The dispute centers around the name SMASHBURGER. Icon began its SMASHBURGER restaurant chain in June 2007 and now has locations in major urban cities in 16 states (including right here in Las Vegas). Icon holds trademark registrations for the SMASHBURGER word mark and design mark (pictured above) in connection with restaurant services.
Dairy Cheer operates four soft-serve ice cream stands/fast food restaurants in the State of Kentucky under the name “Dairy Cheer” – the name came from the fact that the first restaurant opened by Dairy Cheer was a former “Dairy Queen” restaurant that was rebranded “Dairy Queen.” Specifically, Dairy Cheer restaurants are located in the rural areas of Pikeville, Carlisle, West Liberty and Prestonsburg, Kentucky.
Relevant to the instant dispute is that part of Dairy Cheer’s storefront signage for its restaurants states “Home of the Smashburger” – with “Smashburger” identifying one of Dairy Cheer’s menu items.
What prompted the dispute is that Icon notified Dairy Cheer earlier this year about its plans to open a “Smashburger” store in Lexington, Kentucky. Not surprisingly, Dairy Cheer, recognizing that it did have some limited prior user rights to the name “Smashburger,” saw this as an opportunity to get a big windfall from a nationwide company with deep pockets that was eager to use the name for a Kentucky-based location. According to the complaint, representatives of Dairy Cheer demanded a “substantial monetary payment” from Icon to settle the dispute over Icon’s Lexington SMASHBURGER location.
Icon apparently refused to give in to Dairy Cheer’s demands, and so on June 18, 2010, Dairy Cheer filed a Petition for Cancellation with the Trademark Trial and Appeal Board to cancel Icon’s SMASHBURGER word mark registration. See Dairy Cheer Stores Inc. v. Icon Burger Development Company, LLC, Cancellation No. 92052579 (Filed June 18, 2010). Dairy Cheer claims that Icon’s registration of the SMASHBURGER mark for restaurant services so resembles Dairy Cheer’s common law trademarks SMASHBURGER and HOME OF THE SMASHBURGER (which Dairy Cheer claims go back to 1992) as to cause a likelihood of confusion, and thus the registration should be canceled.
With Icon’s federal action seeking a declaratory judgment that its use of SMASHBURGER does not infringe any trademark rights held by Dairy Cheer, the dispute now moves to a federal court (and the Cancellation will certainly be suspended pending the outcome of the civil case).

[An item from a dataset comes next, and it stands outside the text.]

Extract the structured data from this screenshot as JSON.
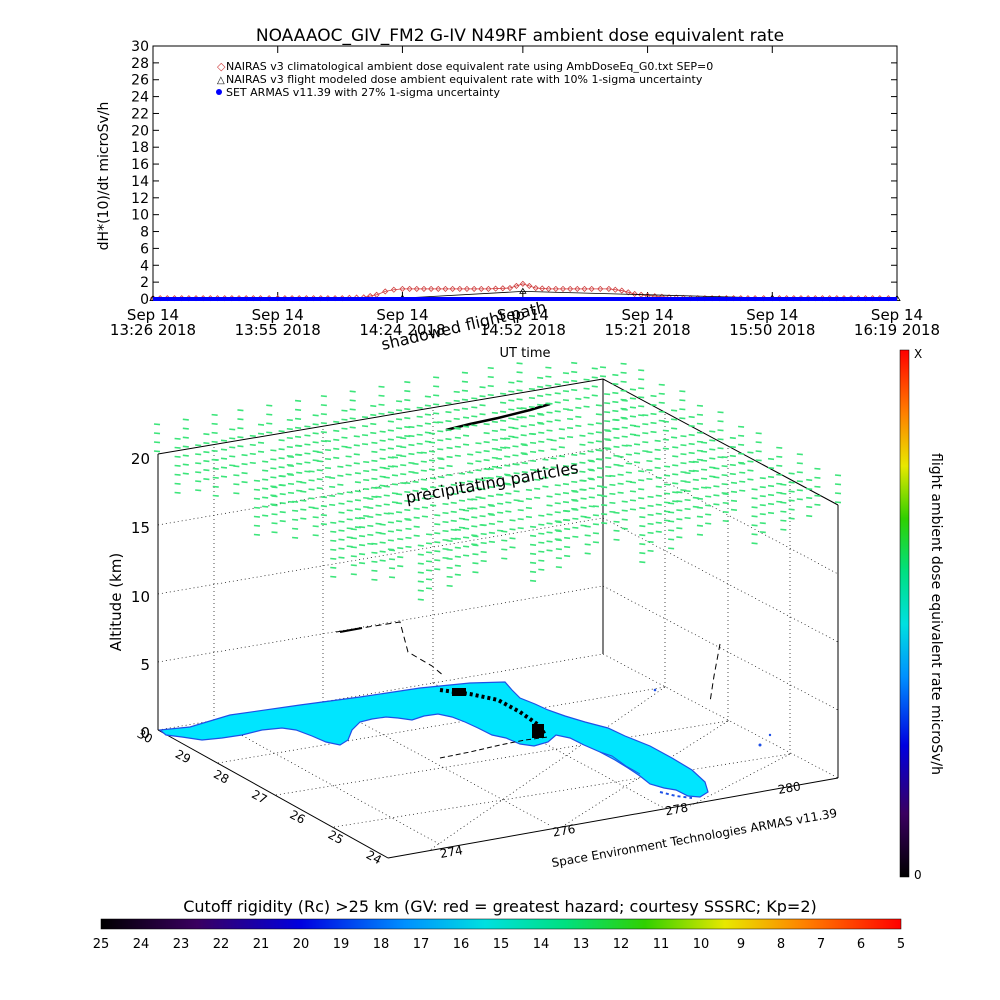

Sidenote: For those of you who live in a city which has a “Smashburger” location (Icon's “Smashburger” -- not Dairy Cheer's “Smashburger”), I highly recommend giving it a try. It’s rare that a new restaurant chain impresses me with its food offerings, especially hamburgers. After having eaten a fair share of “so-so” and “ok” hamburgers for many years, Smashburger reminded me that, when prepared properly, an ordinary hamburger can be incredibly delicious. I consider the burgers made by Smashburger to be the best tasting hamburgers I’ve ever eaten . . . so far anyway (although hamburger connoisseurs wanting to judge my credibility for judging hamburgers should know that I am one of the few people in the world that does not like hamburgers from In-N-Out Burger – and it has nothing to do with their overly aggressive trademark enforcement).